London pre-open: Stocks seen lower ahead of ECB rate announcement
London stocks were expected to open in the red as investors awaited the latest rate announcement from the European Central Bank.
The FTSE 100 was set to open 19 points lower than Wednesday’s close at 6,709.
The ECB decision is due at 1245 BST, with the press conference at 1330 BST.
CMC Markets’ Jasper Lawler said: “There is no real expectation of the ECB adding to measures only recently implemented at its meeting on Thursday. The euro has fallen and the German DAX has recovered most of its post-Brexit losses so there is no financial tightening for the ECB to combat. The central bank is likely to remain in wait-and-see mode.
“The key, as is mostly the case, will be in the words of President Mario Draghi. Markets are looking for Mr Draghi to give some indication that the ECB is willing to act in case Brexit begins to weighs on the Eurozone economy. Any sort of vaguely specific timeframe for new stimulus could see EUR/USD finally crack the 1.10 handle, but given the likely inaction, a short squeeze appears more likely.”

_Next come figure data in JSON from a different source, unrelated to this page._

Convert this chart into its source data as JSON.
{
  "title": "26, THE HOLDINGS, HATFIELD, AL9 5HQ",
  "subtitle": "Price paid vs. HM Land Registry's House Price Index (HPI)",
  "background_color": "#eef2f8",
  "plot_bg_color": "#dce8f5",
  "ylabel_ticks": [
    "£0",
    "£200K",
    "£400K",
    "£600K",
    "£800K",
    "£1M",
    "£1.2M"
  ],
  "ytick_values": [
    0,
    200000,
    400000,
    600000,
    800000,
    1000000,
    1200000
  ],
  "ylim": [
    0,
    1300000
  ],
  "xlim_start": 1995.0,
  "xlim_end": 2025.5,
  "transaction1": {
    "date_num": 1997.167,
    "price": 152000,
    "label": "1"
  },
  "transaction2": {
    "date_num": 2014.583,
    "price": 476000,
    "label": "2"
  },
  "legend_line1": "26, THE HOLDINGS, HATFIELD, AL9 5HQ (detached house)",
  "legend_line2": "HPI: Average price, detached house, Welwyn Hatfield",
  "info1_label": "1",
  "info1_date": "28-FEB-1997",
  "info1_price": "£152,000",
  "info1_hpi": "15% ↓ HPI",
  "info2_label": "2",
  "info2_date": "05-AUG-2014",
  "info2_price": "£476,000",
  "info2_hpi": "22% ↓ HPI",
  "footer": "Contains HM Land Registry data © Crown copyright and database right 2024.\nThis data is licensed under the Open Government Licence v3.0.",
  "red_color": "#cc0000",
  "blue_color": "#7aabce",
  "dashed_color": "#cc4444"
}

On the UK data calendar, retail sales are at 0930 BST. In the US, initial jobless claims and the Philadelphia Fed survey are at 1330 BST, while existing home sales and leading indicators are at 1500 BST.
In corporate news, megabrewer SABMiller announced on Thursday that the US Department of Justice has given its clearance on the company’s proposed combination with AB InBev.
The FTSE 100 firm said that as part of the consent decree, AB InBev has agreed among other conditions to divest SABMiller’s US interest in MillerCoors to Molson Coors.
It said the divestiture, which was previously announced between AB InBev and Molson Coors, is conditional on the successful closing of the combination of AB InBev and SABMiller.
The merger has now received approval in 21 jurisdictions.
SSE said the external operating environment continues to have an impact on the company, calling recent reforms imposed by the regulator as “considerable” that had to be implemented into a “fast changing energy supply market”.
It added that the outcome of the UK's referendum to leave the European Union “could lead to aspects of the financial, regulatory and political environment becoming more uncertain in the years ahead”.
“Energy flows across geographical borders and SSE believes that the UK's focus should be on competitively and cost-effectively maintaining security of supply and decarbonising the economy, supported by progressive market harmonisation,” SSE said.
“In its representations to governments, SSE will therefore make the case in this period for stability, market harmonisation and effective carbon pricing.”
Unilever maintained its underlying rate of sales growth at 4.7% in the second quarter but first-half turnover fell and the company said it was preparing for tougher market conditions as it sees no sign of an improving global economy.
Group sales decreased by 2.6% at current exchange rates but increased by 5.4% at constant exchange rates, with core earnings per share up 1.3% at current exchange rates and 7.5% at constant rates.